I recently watched an anchor on CNN get into an argument with a grown man dressed in a boy-scouts’ uniform. The two were arguing over the merits of gay boy scouts and scout leaders. I got to thinking: is this the state of debate and concern in the US? Sure, this is just one of many issues that captures hearts and minds but it’s indicative of a huge problem. While not necessarily political, the gay boy scouts debate is part of a patchwork quilt of concerns about US life. And, we often fail to see how that quilt covers things outside of our borders.
What if I told you about a magical place, where a country’s government and electorate overwhelmingly agreed on something that not only made sense for them but for the world? That place might be Panama.

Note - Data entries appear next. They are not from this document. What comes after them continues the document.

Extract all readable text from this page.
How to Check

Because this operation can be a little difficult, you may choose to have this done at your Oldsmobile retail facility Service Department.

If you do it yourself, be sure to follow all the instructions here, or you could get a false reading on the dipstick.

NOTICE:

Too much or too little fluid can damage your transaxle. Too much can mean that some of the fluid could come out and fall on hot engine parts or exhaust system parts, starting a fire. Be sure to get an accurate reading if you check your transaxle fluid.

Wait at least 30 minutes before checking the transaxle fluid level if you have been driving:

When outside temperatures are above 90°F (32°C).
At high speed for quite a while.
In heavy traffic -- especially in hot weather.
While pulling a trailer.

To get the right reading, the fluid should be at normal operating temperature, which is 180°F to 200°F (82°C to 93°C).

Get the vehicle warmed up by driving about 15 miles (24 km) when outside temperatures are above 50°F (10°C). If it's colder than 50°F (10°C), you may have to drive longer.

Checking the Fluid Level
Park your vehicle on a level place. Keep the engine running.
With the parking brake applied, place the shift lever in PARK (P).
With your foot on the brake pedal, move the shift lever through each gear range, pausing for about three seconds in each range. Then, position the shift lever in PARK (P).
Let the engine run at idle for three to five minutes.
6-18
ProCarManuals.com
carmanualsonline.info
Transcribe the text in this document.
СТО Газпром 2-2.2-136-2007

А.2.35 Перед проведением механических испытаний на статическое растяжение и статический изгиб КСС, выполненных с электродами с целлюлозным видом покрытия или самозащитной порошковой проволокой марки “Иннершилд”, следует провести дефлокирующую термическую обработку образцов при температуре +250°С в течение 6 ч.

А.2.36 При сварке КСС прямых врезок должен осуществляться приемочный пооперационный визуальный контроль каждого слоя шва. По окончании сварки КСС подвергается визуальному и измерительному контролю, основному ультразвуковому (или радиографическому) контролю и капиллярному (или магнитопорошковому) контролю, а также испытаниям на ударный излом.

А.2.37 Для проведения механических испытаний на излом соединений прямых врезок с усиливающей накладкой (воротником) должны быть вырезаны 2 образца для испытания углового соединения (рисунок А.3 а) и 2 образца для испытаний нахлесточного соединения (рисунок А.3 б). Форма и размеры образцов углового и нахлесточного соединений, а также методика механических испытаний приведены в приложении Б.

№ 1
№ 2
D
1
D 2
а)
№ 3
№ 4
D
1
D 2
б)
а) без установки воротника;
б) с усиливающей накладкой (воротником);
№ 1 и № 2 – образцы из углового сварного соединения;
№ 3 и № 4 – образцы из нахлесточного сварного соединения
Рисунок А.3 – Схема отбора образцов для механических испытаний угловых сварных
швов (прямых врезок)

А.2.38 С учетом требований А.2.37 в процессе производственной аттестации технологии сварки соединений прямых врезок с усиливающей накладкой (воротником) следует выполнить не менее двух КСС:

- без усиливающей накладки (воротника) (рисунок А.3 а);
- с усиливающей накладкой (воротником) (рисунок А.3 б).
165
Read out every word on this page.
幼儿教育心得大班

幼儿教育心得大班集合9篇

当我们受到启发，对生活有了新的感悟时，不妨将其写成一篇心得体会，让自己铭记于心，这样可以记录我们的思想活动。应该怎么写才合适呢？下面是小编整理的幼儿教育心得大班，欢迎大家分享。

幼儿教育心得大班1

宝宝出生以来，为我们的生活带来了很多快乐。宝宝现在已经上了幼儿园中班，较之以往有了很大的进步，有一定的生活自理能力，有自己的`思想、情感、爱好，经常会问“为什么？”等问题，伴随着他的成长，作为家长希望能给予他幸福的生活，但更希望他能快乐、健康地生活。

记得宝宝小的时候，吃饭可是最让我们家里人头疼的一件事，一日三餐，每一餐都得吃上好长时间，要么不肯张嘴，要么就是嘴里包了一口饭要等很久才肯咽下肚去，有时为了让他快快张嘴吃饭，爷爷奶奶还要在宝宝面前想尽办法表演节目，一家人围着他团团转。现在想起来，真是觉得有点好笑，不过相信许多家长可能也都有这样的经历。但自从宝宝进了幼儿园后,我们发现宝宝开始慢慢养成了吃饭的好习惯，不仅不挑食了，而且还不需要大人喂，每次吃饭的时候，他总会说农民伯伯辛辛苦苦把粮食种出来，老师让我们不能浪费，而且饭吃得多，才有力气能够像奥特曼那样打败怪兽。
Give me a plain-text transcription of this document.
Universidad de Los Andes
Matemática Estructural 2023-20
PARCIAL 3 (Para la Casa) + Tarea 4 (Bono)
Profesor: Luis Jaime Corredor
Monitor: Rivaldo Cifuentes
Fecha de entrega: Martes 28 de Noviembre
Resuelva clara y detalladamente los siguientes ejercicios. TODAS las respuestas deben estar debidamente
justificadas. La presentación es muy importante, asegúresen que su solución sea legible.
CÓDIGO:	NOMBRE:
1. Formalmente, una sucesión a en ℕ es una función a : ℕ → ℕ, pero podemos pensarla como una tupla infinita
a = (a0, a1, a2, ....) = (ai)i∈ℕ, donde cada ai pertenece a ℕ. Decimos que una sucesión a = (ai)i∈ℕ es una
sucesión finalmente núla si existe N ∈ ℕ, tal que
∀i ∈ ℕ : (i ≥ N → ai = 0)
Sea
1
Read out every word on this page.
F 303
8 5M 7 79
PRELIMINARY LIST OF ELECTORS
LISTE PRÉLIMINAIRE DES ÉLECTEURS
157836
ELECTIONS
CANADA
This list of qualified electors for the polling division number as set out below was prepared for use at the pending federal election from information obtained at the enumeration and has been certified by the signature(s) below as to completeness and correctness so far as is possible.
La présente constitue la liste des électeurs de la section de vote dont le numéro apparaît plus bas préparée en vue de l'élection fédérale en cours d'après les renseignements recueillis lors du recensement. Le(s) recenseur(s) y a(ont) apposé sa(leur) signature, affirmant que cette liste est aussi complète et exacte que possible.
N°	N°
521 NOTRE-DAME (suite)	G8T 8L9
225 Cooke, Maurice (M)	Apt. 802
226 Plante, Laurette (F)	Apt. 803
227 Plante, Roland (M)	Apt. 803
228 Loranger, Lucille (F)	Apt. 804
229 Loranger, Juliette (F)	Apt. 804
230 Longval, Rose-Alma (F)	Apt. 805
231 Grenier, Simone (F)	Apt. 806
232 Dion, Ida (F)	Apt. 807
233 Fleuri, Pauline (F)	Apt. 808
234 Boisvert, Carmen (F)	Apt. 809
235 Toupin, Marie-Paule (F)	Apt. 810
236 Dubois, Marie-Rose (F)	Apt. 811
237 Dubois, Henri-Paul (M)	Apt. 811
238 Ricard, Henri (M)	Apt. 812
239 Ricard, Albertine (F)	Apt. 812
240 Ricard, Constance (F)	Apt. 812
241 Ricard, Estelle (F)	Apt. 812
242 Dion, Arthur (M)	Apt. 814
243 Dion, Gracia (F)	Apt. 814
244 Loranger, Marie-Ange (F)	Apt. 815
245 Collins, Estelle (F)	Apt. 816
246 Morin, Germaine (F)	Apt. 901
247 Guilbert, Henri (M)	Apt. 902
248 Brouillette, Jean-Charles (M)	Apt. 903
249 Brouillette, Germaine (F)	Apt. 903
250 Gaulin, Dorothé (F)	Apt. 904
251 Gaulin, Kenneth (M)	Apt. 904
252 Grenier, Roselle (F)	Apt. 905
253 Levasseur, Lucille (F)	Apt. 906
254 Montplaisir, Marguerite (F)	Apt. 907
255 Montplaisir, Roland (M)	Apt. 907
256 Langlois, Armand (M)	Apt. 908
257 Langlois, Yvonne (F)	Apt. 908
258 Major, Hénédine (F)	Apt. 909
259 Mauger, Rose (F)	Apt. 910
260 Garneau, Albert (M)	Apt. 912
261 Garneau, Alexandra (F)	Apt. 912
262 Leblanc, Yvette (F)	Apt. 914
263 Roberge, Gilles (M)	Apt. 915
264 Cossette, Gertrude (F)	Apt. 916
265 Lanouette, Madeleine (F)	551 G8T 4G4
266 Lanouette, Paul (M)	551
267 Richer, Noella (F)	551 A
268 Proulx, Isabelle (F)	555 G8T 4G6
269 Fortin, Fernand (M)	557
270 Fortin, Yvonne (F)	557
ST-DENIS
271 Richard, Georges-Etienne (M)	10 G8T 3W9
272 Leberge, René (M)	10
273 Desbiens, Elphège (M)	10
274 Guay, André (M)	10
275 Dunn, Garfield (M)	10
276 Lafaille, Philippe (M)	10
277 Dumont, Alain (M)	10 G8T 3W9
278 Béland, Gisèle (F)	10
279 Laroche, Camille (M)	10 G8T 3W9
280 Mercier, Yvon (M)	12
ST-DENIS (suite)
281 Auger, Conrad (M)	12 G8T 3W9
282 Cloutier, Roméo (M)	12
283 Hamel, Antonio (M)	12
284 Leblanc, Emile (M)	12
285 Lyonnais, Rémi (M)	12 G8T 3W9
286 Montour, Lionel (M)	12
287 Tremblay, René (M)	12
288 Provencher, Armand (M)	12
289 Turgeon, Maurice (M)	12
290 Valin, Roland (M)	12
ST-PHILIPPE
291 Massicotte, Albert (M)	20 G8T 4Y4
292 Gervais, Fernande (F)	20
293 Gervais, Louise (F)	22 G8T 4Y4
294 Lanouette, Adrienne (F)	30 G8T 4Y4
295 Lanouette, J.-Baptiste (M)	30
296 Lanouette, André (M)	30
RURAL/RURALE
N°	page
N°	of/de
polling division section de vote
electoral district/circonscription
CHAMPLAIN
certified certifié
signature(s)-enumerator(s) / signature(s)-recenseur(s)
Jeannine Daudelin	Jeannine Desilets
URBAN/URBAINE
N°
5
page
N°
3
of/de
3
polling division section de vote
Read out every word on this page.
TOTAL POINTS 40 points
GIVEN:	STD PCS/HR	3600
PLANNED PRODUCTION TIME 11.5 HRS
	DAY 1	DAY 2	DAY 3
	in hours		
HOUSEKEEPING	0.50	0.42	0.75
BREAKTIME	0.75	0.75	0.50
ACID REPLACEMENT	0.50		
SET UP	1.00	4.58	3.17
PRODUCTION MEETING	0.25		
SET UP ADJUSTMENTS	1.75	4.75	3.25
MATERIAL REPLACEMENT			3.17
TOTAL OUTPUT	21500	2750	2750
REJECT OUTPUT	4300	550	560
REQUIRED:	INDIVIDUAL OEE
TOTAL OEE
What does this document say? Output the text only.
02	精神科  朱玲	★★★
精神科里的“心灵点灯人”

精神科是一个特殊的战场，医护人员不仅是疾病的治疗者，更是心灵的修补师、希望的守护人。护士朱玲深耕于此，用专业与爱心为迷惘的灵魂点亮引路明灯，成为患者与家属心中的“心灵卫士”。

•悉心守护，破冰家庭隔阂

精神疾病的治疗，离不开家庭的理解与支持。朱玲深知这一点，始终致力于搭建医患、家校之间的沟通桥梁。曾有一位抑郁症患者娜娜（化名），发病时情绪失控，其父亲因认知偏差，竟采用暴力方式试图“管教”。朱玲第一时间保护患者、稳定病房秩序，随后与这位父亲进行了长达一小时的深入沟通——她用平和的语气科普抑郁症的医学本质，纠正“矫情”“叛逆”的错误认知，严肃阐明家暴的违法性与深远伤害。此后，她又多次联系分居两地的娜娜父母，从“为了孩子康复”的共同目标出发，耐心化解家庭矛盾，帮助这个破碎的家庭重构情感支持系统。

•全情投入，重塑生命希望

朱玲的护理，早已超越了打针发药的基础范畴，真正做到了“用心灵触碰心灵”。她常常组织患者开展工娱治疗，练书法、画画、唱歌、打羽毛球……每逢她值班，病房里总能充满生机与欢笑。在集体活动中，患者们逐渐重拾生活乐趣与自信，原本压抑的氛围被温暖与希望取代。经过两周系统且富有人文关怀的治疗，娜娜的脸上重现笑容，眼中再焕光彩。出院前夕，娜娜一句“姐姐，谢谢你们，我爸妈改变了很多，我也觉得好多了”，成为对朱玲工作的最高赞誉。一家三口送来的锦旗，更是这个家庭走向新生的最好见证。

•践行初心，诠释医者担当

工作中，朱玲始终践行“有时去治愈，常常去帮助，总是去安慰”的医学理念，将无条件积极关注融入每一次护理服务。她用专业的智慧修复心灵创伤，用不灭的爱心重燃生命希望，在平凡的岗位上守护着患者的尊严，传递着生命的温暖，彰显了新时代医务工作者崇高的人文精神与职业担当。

The people in Panama seem to know their numbers. The average person in this country makes $15,000 (€11,460) a year. A container ship that crosses from the Pacific to the Atlantic via the Panama Canal can pay as much as $400,000 (€305,000) for it. Each year the country takes in $1bn (€764m) in transport fees. This information was gleaned from not one but two different drivers as I made my way around the country this past week. Had they all been briefed?
A 2006 referendum showed that more than 77 per cent of the electorate voted to expand the Panama Canal, making way for ships that don’t currently fit. The case for expansion was fairly straightforward – not accommodating the big ships meant them going elsewhere, which meant lost revenue.
The cost of the much-anticipated canal expansion is $5.25bn (€4.01bn). Most locals say it is money well-spent.
Beyond the money, it’s a move that preserves not just Panama but the balance of trade in the world. An enhanced continental shortcut is a Pan-American promise and it shows that Panama is done relying on its partners to keep the nation going.
When the US handed over control of the Panama Canal in 1999 it was symbolic. The small central-American country had always struggled to truly be recognised by the world. For the better part of modern times, some other nation had propped this place up. That’s no longer the case. People here have tasted self-made prosperity. From the tour guides to the politicians, Panamanians are speaking the same language and touting the same numbers. Which is a lesson in itself.
Panamanians may be a long way from arguing the merits of gay role models for kids, but at least they’ve come to terms on something that means a better future for many.
Tristan McAllister is transport editor for Monocle.